Newly appointed Environment Agency chief Yoriko Kawaguchi will use her private-sector experience to strengthen the agency as it prepares to become a ministry, but says her background has taught her to be wary of government regulation.
Kawaguchi also vowed to try to put the Kyoto Protocol -- an international agreement adopted in Kyoto in December 1997 to cut greenhouse gas emissions -- into force by 2002.
"This agency will become the Environment Ministry in six months. I think this reflects the interest of citizens in environmental issues. Citizens have high expectations (for the new ministry), and to meet these, it is important for the agency to prepare well over the next six months to create a more powerful Environment Ministry."
The responsibility for waste-related issues will be transferred from the Health and Welfare Ministry come January, and the agency needs to use its expanded jurisdiction to create a stronger entity, Kawaguchi said.
"Fortunately, the new ministry will be in charge of garbage and recycling, and using these as a base we can prepare over the next half year to make the new ministry a more powerful one."
The 59-year-old director general brings with her experience from the Ministry of International Trade and Industry, where she served for a time as deputy director general for global environmental affairs. Her appointment as agency head puts an end to her subsequent seven-year stint at Suntory Ltd.
After 28 years at MITI -- during which she took a doctorate in economics at Yale University, served as a minister at the Japanese Embassy in Washington and oversaw global environment issues for the MITI secretariat -- she joined the beverage maker as managing director in 1993.
Kawaguchi said she feels she was tapped for her new post due to her environmental track record and position in the private sector. While at Suntory, she helped to introduce an annual environmental report, which is now in its third year, pushed green purchasing and helped draft a set of basic environmental principles for the company, she said.
In addition, her work on environmental issues while at MITI -- including participating in talks with other countries on collaborative research and technological development as a means of curbing global warming -- probably contributed to her appointment to the helm of the agency.
The new agency chief also emphasized the role of technology and said she wants to bring an "on-site feel" to the agency. She thinks her private sector background will allow her to do this.
While at Suntory, she especially felt the difficulties inherent in recycling and stressed the importance of having an environmental policy that is in touch with citizens and industry.
On nudging society and industry in a more environmentally sustainable direction, she said she believes regulatory measures are more a tool of last resort for encouraging such change.
"For three years, I was a member of the Regulatory Reform Committee. From that perspective, and from the stance of a member of the private sector, I have fought to minimize government regulation."
Likewise, asked about the consistently poor air quality plaguing the nation's major cities, she stressed the importance of new technology and questioned the validity of simple regulatory measures.
On introducing environmental taxes in general and a greenhouse gas-reducing carbon tax in particular, she said she felt more debate was needed.
Asked how her 28 years at MITI might color her tenure as agency chief, she said her time as a civil servant was in the distant past.

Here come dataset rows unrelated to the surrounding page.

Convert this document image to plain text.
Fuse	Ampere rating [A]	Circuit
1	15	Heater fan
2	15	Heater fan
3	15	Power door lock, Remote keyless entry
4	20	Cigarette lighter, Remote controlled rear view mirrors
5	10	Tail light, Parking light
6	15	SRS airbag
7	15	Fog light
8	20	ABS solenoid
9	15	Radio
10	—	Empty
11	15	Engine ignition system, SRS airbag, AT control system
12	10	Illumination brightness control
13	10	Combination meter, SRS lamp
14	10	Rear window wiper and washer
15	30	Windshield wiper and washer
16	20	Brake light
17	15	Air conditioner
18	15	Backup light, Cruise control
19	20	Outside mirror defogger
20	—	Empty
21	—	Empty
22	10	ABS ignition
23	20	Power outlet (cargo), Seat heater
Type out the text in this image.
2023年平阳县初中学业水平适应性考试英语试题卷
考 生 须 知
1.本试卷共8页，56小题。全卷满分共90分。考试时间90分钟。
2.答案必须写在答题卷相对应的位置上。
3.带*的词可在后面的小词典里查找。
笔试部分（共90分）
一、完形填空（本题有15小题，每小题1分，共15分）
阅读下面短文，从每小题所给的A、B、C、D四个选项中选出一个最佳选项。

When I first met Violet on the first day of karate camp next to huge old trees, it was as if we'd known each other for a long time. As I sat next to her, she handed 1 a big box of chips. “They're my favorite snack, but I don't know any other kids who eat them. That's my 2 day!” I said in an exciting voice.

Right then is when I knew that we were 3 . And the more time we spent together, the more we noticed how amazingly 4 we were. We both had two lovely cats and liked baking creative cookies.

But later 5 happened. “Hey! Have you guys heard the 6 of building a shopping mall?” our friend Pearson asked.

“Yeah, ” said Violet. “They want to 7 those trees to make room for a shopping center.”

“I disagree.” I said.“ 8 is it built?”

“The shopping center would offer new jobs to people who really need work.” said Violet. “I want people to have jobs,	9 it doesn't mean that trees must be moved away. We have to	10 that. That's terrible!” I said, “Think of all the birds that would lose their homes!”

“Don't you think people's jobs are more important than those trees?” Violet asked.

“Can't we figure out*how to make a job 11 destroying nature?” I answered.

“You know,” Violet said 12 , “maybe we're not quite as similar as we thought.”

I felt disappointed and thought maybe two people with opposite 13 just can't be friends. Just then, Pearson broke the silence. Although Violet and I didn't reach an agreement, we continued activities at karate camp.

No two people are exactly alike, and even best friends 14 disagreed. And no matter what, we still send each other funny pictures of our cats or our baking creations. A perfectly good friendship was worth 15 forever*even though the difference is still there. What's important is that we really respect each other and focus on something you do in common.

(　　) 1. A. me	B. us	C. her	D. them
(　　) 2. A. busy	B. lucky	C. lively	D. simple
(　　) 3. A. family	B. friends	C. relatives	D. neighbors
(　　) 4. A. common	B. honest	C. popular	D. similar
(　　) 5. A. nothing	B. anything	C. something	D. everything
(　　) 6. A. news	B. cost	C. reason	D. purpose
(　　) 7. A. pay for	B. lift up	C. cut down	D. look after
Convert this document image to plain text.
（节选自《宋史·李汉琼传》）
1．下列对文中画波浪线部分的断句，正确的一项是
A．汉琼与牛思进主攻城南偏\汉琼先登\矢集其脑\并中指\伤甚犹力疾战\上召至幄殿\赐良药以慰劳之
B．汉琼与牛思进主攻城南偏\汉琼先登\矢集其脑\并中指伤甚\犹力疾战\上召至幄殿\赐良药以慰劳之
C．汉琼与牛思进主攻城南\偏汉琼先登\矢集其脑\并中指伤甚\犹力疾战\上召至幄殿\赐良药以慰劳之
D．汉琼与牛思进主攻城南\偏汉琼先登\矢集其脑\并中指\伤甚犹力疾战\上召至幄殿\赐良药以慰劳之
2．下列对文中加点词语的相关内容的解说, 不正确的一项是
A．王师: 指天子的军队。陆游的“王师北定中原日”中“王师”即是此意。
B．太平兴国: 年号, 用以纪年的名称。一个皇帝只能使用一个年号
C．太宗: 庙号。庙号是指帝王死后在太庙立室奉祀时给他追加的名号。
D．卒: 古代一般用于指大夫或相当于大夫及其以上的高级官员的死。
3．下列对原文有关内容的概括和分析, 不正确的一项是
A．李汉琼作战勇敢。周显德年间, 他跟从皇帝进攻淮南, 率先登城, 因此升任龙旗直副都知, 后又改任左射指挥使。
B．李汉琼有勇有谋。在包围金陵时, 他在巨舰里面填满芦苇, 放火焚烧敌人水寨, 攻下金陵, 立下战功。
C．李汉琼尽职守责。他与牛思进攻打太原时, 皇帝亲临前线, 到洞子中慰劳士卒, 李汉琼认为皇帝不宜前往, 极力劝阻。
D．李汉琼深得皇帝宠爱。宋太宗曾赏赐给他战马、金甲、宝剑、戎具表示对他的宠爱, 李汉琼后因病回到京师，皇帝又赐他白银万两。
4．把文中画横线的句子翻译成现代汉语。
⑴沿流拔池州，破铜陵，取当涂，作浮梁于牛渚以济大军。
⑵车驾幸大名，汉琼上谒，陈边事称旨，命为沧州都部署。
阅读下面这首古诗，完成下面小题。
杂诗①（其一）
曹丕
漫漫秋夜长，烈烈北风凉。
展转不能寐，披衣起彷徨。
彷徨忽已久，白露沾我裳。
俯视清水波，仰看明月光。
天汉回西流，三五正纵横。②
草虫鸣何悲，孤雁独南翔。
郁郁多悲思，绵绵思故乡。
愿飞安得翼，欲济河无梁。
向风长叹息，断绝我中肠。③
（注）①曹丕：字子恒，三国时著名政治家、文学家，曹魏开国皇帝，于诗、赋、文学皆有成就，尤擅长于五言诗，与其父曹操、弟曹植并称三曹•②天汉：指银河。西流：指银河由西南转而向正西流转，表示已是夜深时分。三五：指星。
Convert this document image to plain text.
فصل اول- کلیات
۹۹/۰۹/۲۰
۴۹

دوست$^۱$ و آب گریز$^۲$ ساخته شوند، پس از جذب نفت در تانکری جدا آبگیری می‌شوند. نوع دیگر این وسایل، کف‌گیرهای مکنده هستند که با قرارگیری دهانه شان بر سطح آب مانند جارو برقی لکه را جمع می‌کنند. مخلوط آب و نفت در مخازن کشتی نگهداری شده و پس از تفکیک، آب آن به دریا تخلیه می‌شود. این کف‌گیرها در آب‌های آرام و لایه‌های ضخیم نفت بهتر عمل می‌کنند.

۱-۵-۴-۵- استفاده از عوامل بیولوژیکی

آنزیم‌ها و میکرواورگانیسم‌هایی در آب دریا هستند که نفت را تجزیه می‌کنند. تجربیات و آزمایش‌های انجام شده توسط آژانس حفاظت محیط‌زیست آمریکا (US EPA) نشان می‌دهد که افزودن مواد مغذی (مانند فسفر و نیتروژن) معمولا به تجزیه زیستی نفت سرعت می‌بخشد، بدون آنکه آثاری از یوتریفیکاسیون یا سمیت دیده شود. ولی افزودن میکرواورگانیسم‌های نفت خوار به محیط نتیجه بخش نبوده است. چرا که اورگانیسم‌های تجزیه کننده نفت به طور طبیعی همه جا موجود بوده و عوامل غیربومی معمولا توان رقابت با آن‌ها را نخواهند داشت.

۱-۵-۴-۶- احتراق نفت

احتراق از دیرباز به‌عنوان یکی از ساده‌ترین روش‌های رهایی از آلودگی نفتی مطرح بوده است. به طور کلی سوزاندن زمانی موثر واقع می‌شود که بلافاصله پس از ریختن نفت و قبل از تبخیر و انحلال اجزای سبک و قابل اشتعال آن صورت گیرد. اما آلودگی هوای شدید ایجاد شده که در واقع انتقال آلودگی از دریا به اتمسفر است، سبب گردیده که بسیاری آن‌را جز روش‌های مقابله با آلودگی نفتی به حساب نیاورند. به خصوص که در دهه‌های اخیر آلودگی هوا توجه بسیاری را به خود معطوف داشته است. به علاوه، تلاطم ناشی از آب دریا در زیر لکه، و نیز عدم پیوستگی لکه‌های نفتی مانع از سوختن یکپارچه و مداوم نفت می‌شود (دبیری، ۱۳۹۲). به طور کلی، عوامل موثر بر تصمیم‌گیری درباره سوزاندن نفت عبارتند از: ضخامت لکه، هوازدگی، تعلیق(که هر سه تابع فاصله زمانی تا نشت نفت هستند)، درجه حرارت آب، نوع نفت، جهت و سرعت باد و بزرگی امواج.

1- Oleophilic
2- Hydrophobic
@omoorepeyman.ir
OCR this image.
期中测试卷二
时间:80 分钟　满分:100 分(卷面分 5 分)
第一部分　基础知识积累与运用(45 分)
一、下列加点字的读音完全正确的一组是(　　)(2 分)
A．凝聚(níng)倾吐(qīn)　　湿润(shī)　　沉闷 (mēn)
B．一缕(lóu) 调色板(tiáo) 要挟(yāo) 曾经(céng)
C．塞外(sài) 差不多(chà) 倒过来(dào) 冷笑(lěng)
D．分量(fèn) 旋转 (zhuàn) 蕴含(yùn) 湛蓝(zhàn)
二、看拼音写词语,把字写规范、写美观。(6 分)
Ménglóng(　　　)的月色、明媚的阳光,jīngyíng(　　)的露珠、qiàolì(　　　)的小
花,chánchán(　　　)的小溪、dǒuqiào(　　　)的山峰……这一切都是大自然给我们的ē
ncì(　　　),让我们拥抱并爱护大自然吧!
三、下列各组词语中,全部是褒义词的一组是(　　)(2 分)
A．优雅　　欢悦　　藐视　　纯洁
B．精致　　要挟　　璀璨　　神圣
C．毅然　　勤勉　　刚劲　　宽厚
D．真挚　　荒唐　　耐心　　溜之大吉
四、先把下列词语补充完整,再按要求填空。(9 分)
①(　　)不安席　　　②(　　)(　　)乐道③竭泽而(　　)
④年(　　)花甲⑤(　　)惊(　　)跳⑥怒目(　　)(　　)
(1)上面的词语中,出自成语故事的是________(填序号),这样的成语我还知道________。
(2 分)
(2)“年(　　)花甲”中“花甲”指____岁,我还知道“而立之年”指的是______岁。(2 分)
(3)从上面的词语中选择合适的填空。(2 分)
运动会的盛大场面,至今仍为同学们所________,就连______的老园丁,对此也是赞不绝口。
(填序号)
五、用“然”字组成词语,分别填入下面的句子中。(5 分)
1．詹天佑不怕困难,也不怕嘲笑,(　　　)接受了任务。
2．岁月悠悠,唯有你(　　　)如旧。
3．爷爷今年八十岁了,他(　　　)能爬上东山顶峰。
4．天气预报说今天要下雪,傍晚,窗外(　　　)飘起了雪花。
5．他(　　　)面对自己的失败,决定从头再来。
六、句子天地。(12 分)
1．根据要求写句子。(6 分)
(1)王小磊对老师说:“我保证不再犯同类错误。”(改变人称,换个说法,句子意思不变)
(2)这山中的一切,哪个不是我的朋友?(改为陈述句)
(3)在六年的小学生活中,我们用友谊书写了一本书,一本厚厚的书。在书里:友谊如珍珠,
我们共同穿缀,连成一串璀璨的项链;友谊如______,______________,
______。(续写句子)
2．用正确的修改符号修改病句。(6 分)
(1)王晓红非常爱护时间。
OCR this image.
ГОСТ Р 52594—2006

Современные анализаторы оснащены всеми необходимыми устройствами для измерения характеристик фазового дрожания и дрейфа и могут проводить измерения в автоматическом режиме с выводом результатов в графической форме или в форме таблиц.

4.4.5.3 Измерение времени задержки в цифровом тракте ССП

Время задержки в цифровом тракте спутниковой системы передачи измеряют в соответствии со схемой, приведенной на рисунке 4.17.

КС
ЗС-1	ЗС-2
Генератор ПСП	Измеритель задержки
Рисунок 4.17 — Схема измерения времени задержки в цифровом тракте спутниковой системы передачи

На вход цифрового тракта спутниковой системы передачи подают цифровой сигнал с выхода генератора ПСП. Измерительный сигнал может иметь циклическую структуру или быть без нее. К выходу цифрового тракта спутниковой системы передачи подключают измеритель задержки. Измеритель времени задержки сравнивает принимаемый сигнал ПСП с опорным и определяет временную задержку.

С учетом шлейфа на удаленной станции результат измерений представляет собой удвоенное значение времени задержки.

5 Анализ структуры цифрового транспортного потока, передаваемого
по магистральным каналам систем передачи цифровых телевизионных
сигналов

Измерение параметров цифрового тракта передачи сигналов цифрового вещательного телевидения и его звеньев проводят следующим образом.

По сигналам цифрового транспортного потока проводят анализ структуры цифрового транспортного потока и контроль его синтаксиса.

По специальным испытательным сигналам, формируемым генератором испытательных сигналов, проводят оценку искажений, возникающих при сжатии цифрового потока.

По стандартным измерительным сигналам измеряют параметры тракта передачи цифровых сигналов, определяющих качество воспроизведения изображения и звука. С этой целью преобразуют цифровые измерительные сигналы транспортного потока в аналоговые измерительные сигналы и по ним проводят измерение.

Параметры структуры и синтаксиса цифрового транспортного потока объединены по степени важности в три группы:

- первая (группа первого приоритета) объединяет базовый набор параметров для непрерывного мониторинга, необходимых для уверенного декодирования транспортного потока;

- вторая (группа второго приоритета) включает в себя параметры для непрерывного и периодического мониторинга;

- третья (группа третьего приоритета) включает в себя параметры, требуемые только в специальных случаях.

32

"Sure, I was at MITI, but following that I was at Suntory for seven years, so it (my time at MITI) really feels like a very long time ago."
Kawaguchi said she maintains a belief she articulated during her time at MITI that balance among the environment, economy and energy issues are crucial. Economic growth should not be sacrificed for the environment, but neither should the environment be neglected for the sake of energy or the economy, she said.
In the current Cabinet, Kawaguchi is one of two ministers to come from the private sector and is only the fourth nonpolitician female appointed to head a government ministry or agency.
"Today I think Japan is in a state of flux, making change necessary and putting a premium on new ways of thinking and ways of doing. I am not confident that I can do that (at the agency), but I am certainly a bit different from the average person. How much of that I can bring to this job is the question for now."